L’amour de Dieu est inconditionnel : Il nous aime sans conditions, que nous L’aimions ou non, que nous soyons bons ou non, que nous soyons aimables ou non. Il respecte notre liberté et nous laisse toujours la possibilité de nous détourner de Lui. Mais quoi qu’il arrive, quoi que nous fassions, Il nous aimera toujours. En réalité, Dieu est incapable de ne pas aimer.
De notre côté, nous sommes blessés par le péché originel et notre manière d’aimer s’en ressent. Amour-fusion, amour-possession, amour-égoïsme, amour-besoin de reconnaissance, amour-manipulation… Notre amour a besoin d’être purifié pour devenir semblable à celui de Dieu. Et l’amour de Dieu est un amour inconditionnel.
« L’amour inconditionnel est un idéal auquel un parent doit constamment tendre. Dieu seul aime véritablement inconditionnellement. Lui seul nous aime encore et toujours alors que nous ne méritons pas d’être aimés… Un parent ne peut arriver à faire cela tout le temps, mais il doit essayer de le faire le plus souvent possible. Plus on s’approchera de cet idéal, meilleur parent on sera. »
Dr Ross Campbell, Aimer et agir
Aimer inconditionnellement mon enfant, même quand…
La plupart des parents ont des exigences vis-à-vis de leurs enfants. Cela peut être une exigence de réussite (avoir de bonnes notes, faire de grandes études, gagner des compétitions sportives…), ou encore une exigence de comportement (être poli, ne pas crier ni dire de gros mots, être serviable…). Cela peut aussi être une exigence de qualité (être intelligent, cultivé, sociable, patient…) ou d’apparence (être beau, bien habillé, souriant, photogénique…).
Et cela peut également être une exigence de réciprocité : je me sacrifie pour toi, mais j’attends de toi que tu te sacrifies en retour pour moi. Je te donne tout, mais j’attends en retour que tu me donnes tout. Je t’aime, donc je veux que tu m’aimes aussi, et de la même manière.

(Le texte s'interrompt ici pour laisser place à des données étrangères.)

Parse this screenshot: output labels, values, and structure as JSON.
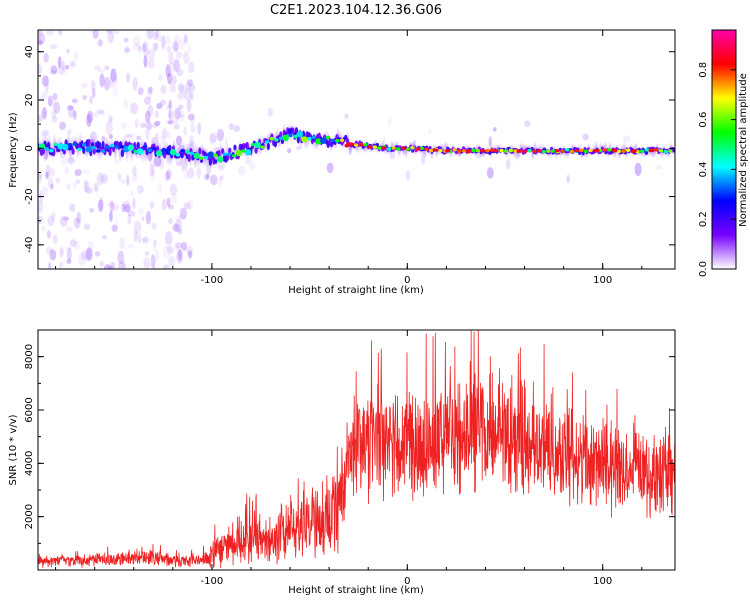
{
  "figure": {
    "title": "C2E1.2023.104.12.36.G06"
  },
  "chart_data": [
    {
      "type": "heatmap",
      "xlabel": "Height of straight line (km)",
      "ylabel": "Frequency (Hz)",
      "xlim": [
        -189,
        137
      ],
      "ylim": [
        -50,
        49
      ],
      "x_ticks": [
        -100,
        0,
        100
      ],
      "x_tick_labels": [
        "-100",
        "0",
        "100"
      ],
      "y_ticks": [
        -40,
        -20,
        0,
        20,
        40
      ],
      "y_tick_labels": [
        "-40",
        "-20",
        "0",
        "20",
        "40"
      ],
      "colormap": [
        "#ffffff",
        "#7700ff",
        "#0000ff",
        "#00ffff",
        "#00ff00",
        "#ffff00",
        "#ff0000",
        "#ff00aa"
      ],
      "ridge": {
        "x": [
          -189,
          -170,
          -150,
          -130,
          -115,
          -105,
          -100,
          -90,
          -80,
          -70,
          -60,
          -50,
          -40,
          -35,
          -30,
          -20,
          -10,
          0,
          20,
          40,
          60,
          80,
          100,
          120,
          137
        ],
        "frequency": [
          0,
          0.5,
          0,
          -1,
          -2,
          -3,
          -4,
          -2,
          0,
          3,
          6,
          4,
          3,
          4,
          2,
          1,
          0,
          0,
          -1,
          -1,
          -1,
          -1,
          -1,
          -1,
          -1
        ]
      },
      "colorbar": {
        "label": "Normalized spectral amplitude",
        "range": [
          0,
          0.96
        ],
        "ticks": [
          0.0,
          0.2,
          0.4,
          0.6,
          0.8
        ],
        "tick_labels": [
          "0.0",
          "0.2",
          "0.4",
          "0.6",
          "0.8"
        ]
      }
    },
    {
      "type": "line",
      "xlabel": "Height of straight line (km)",
      "ylabel": "SNR (10 * v/v)",
      "xlim": [
        -189,
        137
      ],
      "ylim": [
        0,
        9000
      ],
      "x_ticks": [
        -100,
        0,
        100
      ],
      "x_tick_labels": [
        "-100",
        "0",
        "100"
      ],
      "y_ticks": [
        2000,
        4000,
        6000,
        8000
      ],
      "y_tick_labels": [
        "2000",
        "4000",
        "6000",
        "8000"
      ],
      "color": "#ee2222",
      "envelope": {
        "x": [
          -189,
          -170,
          -150,
          -130,
          -115,
          -105,
          -100,
          -90,
          -80,
          -70,
          -60,
          -50,
          -40,
          -35,
          -30,
          -25,
          -20,
          -10,
          0,
          10,
          20,
          30,
          40,
          50,
          60,
          70,
          80,
          90,
          100,
          110,
          120,
          130,
          137
        ],
        "mean": [
          300,
          320,
          400,
          450,
          300,
          350,
          600,
          1100,
          1300,
          1100,
          1600,
          1900,
          1800,
          2600,
          4200,
          4700,
          4600,
          4700,
          4800,
          5000,
          5200,
          5400,
          5200,
          5100,
          4900,
          4700,
          4400,
          4200,
          4000,
          3800,
          3600,
          3500,
          3500
        ],
        "spread": [
          250,
          250,
          350,
          350,
          250,
          300,
          600,
          1100,
          1200,
          1100,
          1300,
          1600,
          1700,
          2000,
          2200,
          2400,
          2500,
          2500,
          2600,
          2600,
          2700,
          2800,
          2700,
          2600,
          2500,
          2400,
          2300,
          2200,
          2100,
          2000,
          1900,
          1800,
          1800
        ],
        "samples_per_km": 6
      }
    }
  ]
}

Nous, parents, justifions nos exigences en disant que nous voulons le meilleur pour notre enfant, que nous l’aimons et que nous ne voulons que son bien. Pourtant, derrière ces exigences se cachent de sérieux obstacles à l’amour inconditionnel. Toutes ces exigences sont en réalité autant de conditions à notre amour, pour peu que nous ayons l’honnêteté de les regarder en face.
Abandonner nos exigences de parents
J’aime beaucoup ce témoignage d’Anne-Dauphine Julliand, auteur de Deux petits pas dans le sable mouillés. Dans cet extrait de son livre Une journée particulière, elle raconte son propre apprentissage de l’amour inconditionnel :
« Je me souviens de la fierté ressentie quand Gaspard, du haut de ses trois ans, avait déchiffré une syllabe. Je me rappelle avec une pointe de mauvaise conscience ce que j’avais pensé alors : « Mon fils sait lire à trois ans. J’ai engendré un génie. Comme je suis fière ! Comme je l’aime ! » Or, Gaspard n’a pas lu à trois ans, hormis cette syllabe sans doute devinée. Il a appris en classe de CP, comme tous les enfants.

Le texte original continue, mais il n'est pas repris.